Вошел горемычный наш в дом свой совершенно разбитый, лицо его как-то странно осунулось, вытянулось в какую-то совсем уж обмякшую мину, глаза и заплакать бы рады, да уж голова не совсем понимала от чего этим самым глазам вдруг разрыдаться, потому и глаза не решались, только вид грустный взяли, да такой, что посмотри наблюдатель в них - сам бы тоской налился. Руки где-то болтались вдоль туловища, как-то все беспорядком, да и ноги еле плелись - подыгрывали. В общем худо было герою, надо было что-то срочно решать, что-то выдумывать, соображать, мыслить, одним словом - спасать, пока отчаянье совсем им не завладело, впрочем, на ум ничего не шло, кроме одного - того самого гадкого, едкого, что первое идет человеку на ум очутись он в таком не простом положении, человеку, что и выхода не видит, да видеть и думать не особо хочет или даже не может. Такими хитрыми мыслями пришел Федор Пантелеевич к выводу, что надо бы ему напиться, с горя напиться, налакаться до остервенения, авось, полегчает. На счастье наше общее, Любовь Аркадьевна засвидетельствовать себя не спешила, а то сцены бы сейчас не миновать - это я вас уверяю, мысль эту она в себе весь день вынашивала - это тоже совершенно верно, а герою нашему и без того сейчас тошно, и уж лучше здоровье его поберечь. Только вот руководствовалась Любовь Аркадьевна совсем не людской жалостью, состраданием, и не пониманием вовсе, руководствовалась она более хитростью женской, расчетливостью и все той же злобой, последнее время все больше змее стала она уподобляться - затаиться ей нравилось, выжидать чего-нибудь, душить тоже в моду взяла, стоит заметить и извиваться, вдруг, полюбила. Впрочем, злоба ее теперь не отпускала, а в иной момент казалось, что она только разгорается в ней, как и звезда во лбу, что посадил туда Федор Пантелеевич, так что словно в лучших традициях семейного счастья, заперлась Любовь Аркадьевна в спальне и решила до удобного случая на сцене себя не казать и, надо отдать ей должное - правильно размыслила, будет ей еще и свое место и время.

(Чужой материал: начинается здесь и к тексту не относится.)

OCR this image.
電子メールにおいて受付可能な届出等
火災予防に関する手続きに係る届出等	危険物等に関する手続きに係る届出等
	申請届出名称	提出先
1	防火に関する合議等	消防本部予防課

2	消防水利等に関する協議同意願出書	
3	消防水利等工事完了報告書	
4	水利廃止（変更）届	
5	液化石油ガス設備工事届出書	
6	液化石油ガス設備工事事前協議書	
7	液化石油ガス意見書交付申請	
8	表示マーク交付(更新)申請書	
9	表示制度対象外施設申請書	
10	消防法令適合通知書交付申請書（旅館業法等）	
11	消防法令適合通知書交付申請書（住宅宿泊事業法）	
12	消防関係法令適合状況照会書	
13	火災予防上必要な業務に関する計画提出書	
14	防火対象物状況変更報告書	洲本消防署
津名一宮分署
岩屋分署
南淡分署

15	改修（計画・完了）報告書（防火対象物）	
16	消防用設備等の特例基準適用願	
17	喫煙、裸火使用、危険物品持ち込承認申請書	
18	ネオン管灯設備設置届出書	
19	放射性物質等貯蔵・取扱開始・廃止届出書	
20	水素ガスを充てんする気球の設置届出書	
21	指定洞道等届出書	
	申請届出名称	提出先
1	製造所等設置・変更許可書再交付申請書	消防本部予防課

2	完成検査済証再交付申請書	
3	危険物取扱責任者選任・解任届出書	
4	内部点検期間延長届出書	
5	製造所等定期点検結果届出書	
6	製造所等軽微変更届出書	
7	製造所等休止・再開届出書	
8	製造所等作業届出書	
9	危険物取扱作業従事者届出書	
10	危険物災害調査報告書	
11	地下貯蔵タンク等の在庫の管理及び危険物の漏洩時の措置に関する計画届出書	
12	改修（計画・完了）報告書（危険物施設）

Тем временем, Федор Пантелеевич в каком-то страшном бессилии, с какой-то последней надеждой, открыл сервант, окинул разнообразие наливок, коньяков, вин и прочей горечи, что годами копилась без толку, а поводу со всем этим разобраться все никак не сыскивалось, да и не охотник герой наш был до спиртного, все больше в работе себя находил - умел человек, старался. В общем, немного он поморщился, где-то даже удивился, может что и соображал сейчас, только вот как-то совсем без желания, даже толком не определившись чего бы ему такого съесть, на дне какой из бутылок ему приятней было бы оказаться, будто в спину его кто толкал, торопил или пятки у него горели, к слову, схватил он первую из попавшихся бутылок своими дрожащими руками, даже и не схватил, а буквально впился в нее, прижал к себе судорожно, в каком-то горяченном удовольствии и удалился в комнату, заперевшись, а через четверть часа уже спал замертво, посуда только рядом валялась.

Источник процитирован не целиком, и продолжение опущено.